Qu'est-ce qui est arrivé à Fortis ? Un spécialiste du secteur bancaire qui a préféré rester dans l'ombre tente d'analyser les causes du séisme actuel. De son point de vue, elles sont multiples.

Patrick Van Campenhout

Qu'est-ce qui est arrivé à Fortis ? Un spécialiste du secteur bancaire qui a préféré rester dans l'ombre tente d'analyser les causes du séisme actuel. De son point de vue, elles sont multiples. "D'abord, je m'interroge sur le principe de cette annonce qui intervient une semaine après le premier accord. J'y vois avant tout une approche en deux temps motivée par l'extrême urgence de la situation de la partie bancaire de Fortis. On n'a pas pu finaliser le plan de sauvetage durant le week-end passé, et il fallait rassurer temporairement le public", nous explique-t-il. Que penser de l'avenir de Fortis après cette scission ? "Tout dépend de beaucoup d'éléments dont on n'a pas encore connaissance. Où vont aller les pertes et les réductions de valeur ? Cette décision n'est-elle qu'une étape avant la poursuite du démembrement ? Le tout dépendant de l'évolution de la crise au niveau global, et de la crédibilité du groupe... On essaie ici de savoir si on a procédé à une amputation ou à un élagage permettant d'imaginer une repousse. En tout cas, si le principe de la masse critique prônée par les dirigeants successifs de Fortis tient la route, on n'est plus dans ce cas de figure".

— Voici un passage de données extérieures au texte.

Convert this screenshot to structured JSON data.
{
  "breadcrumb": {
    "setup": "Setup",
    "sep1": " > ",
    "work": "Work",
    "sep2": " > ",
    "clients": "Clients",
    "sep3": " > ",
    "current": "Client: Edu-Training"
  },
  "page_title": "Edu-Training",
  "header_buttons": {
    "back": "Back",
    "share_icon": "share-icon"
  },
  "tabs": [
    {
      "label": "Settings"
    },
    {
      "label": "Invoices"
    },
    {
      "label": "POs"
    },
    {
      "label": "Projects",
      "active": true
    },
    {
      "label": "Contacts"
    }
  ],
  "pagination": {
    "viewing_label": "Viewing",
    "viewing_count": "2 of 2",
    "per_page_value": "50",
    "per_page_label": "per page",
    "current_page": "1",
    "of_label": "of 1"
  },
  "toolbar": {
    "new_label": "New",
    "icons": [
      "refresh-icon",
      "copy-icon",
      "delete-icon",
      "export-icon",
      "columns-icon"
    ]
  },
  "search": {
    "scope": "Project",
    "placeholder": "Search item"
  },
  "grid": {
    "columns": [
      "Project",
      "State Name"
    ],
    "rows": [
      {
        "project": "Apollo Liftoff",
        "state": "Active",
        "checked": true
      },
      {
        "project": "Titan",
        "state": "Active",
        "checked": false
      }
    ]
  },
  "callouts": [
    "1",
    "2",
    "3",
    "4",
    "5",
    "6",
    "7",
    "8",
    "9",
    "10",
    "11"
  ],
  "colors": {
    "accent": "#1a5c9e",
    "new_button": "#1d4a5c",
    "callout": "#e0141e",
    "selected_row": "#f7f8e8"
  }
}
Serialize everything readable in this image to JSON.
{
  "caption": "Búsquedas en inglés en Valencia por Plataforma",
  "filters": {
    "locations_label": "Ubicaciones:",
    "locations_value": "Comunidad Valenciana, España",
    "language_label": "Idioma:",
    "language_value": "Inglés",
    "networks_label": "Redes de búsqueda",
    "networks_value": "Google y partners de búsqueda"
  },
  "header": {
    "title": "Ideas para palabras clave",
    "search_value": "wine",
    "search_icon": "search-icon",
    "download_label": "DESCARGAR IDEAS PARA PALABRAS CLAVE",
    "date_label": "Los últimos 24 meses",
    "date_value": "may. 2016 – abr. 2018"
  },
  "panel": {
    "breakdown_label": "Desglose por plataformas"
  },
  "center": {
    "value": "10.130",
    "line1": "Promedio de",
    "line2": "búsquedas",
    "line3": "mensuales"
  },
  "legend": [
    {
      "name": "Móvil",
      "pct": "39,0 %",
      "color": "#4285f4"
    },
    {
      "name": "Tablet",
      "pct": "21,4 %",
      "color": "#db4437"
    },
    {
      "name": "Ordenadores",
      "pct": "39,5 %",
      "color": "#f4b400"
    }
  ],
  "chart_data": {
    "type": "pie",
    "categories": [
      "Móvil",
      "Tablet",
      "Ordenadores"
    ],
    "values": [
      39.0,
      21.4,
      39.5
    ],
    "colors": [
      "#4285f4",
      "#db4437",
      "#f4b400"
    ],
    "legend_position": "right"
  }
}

Incertitude pour l'actionnaire

Quid de la participation des particuliers ? "Ici aussi, tout dépend de leur prix d'achat en Fortis. A 15, à 30 euros ? Et, encore une fois, de savoir dans quelle mesure le cash qui doit rentrer sera absorbé par les pertes et les réductions de valeur. Sinon, rien que la partie bancaire de Fortis Belgique vaut quelque 10 milliards d'euros. Ajoutez à cela les 16,8 milliards payés par les Pays-Bas... Mais on est là dans l'estimation simpliste".

Y a-t-il dans ce scénario catastrophe, comme dans celui de Dexia, le reflet de la perception des décideurs étrangers après la longue crise politique née des tensions communautaires en Belgique ? "On peut se poser la question, et c'est clair que cet élément a pu jouer un rôle. Mais s'il était réellement déterminant, on aurait sans doute assisté à d'autres événements dans d'autres banques comme ING ou KBC". Il y a toutefois des problèmes similaires et des solutions comparables dans les cas de Fortis et de Dexia ? "En effet, et j'y vois les limites des fusions transnationales, donnant naissance à des groupes bicéphales. De même, le principe de fusions d'égal à égal a montré ses limites en période de crise grave. Ici, c'est clair, l'Etat néerlandais a décidé de retirer ses billes et de reprendre le contrôle des entités néerlandaises du groupe. Enfin, on assiste évidemment à l'effondrement d'une stratégie de croissance dont le point d'orgue a été ou aurait dû être l'intégration d'ABN Amro. C'est tout l'édifice construit par les dirigeants du groupe Fortis qui s'effondre".